2555 N. Pearl Street, #502

Dallas, TX 75201

If to Company:

Kindred Healthcare Operating, Inc.

680 South Fourth Street

Louisville, KY 40202

Attn: Corporate Secretary

14. Waiver of Breach and Severability. The waiver by either party of a breach of any provision of this Agreement by the other party shall not operate or be construed as a waiver of any subsequent breach by either party. In the event any provision of this Agreement is found to be invalid or unenforceable, it may be severed from the Agreement and the remaining provisions of the Agreement shall continue to be binding and effective.

15. Entire Agreement; Amendment. This instrument contains the entire agreement of the parties with respect to the subject matter hereof and supersedes all prior agreements, promises, covenants, arrangements, communications, representations and warranties between them, whether written or oral with respect to the subject matter hereof. No provisions of this Agreement may be modified, waived or discharged unless such modification, waiver or discharge is agreed to in writing signed by Executive and an executive officer of the Company.

16. Governing Law. This Agreement shall be construed in accordance with and governed by the laws of the State of Delaware.

17. Headings. The headings in this Agreement are for convenience only and shall not be used to interpret or construe its provisions.

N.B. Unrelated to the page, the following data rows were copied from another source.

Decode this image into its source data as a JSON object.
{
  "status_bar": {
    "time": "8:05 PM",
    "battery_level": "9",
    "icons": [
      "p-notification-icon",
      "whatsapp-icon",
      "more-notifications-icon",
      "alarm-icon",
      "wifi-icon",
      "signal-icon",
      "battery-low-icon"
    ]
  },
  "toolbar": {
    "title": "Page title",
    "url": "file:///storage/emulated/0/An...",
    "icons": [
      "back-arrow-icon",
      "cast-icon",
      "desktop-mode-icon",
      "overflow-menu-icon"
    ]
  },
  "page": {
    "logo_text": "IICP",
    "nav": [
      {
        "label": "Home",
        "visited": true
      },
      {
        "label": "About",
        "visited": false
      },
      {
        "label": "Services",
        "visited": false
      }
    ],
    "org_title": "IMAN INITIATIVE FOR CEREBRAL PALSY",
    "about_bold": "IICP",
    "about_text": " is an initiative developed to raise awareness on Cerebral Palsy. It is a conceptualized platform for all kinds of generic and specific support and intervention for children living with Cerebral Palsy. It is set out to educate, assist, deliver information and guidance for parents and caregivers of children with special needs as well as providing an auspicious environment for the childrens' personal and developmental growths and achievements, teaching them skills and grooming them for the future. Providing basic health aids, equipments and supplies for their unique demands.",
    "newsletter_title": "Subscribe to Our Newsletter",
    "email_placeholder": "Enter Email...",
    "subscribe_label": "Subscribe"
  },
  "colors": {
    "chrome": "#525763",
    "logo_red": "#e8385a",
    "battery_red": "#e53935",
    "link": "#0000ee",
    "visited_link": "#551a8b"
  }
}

18. Counterparts. This Agreement may be executed in two or more counterparts, each of which shall be deemed an original but all of which together shall constitute one and the same instrument.

19. Survival. Any provision of this Agreement creating obligations extending beyond the Term of this Agreement shall survive the expiration or termination of this Agreement, regardless of the reason for such termination.

20. Section 409A. If any provision of this Agreement (or any award of compensation or benefits provided under this Agreement) would cause Executive to incur any additional tax or interest under Section 409A of the Internal Revenue Code (the “Code”), the Company shall reform such provision to comply with 409A and agrees to maintain, to the maximum extent practicable without violating 409A of the Code, the original intent and economic benefit to Executive of the applicable provision; provided that nothing herein shall require the Company to provide Executive with any gross-up for any tax, interest or penalty incurred by Executive under Section 409A of the Code.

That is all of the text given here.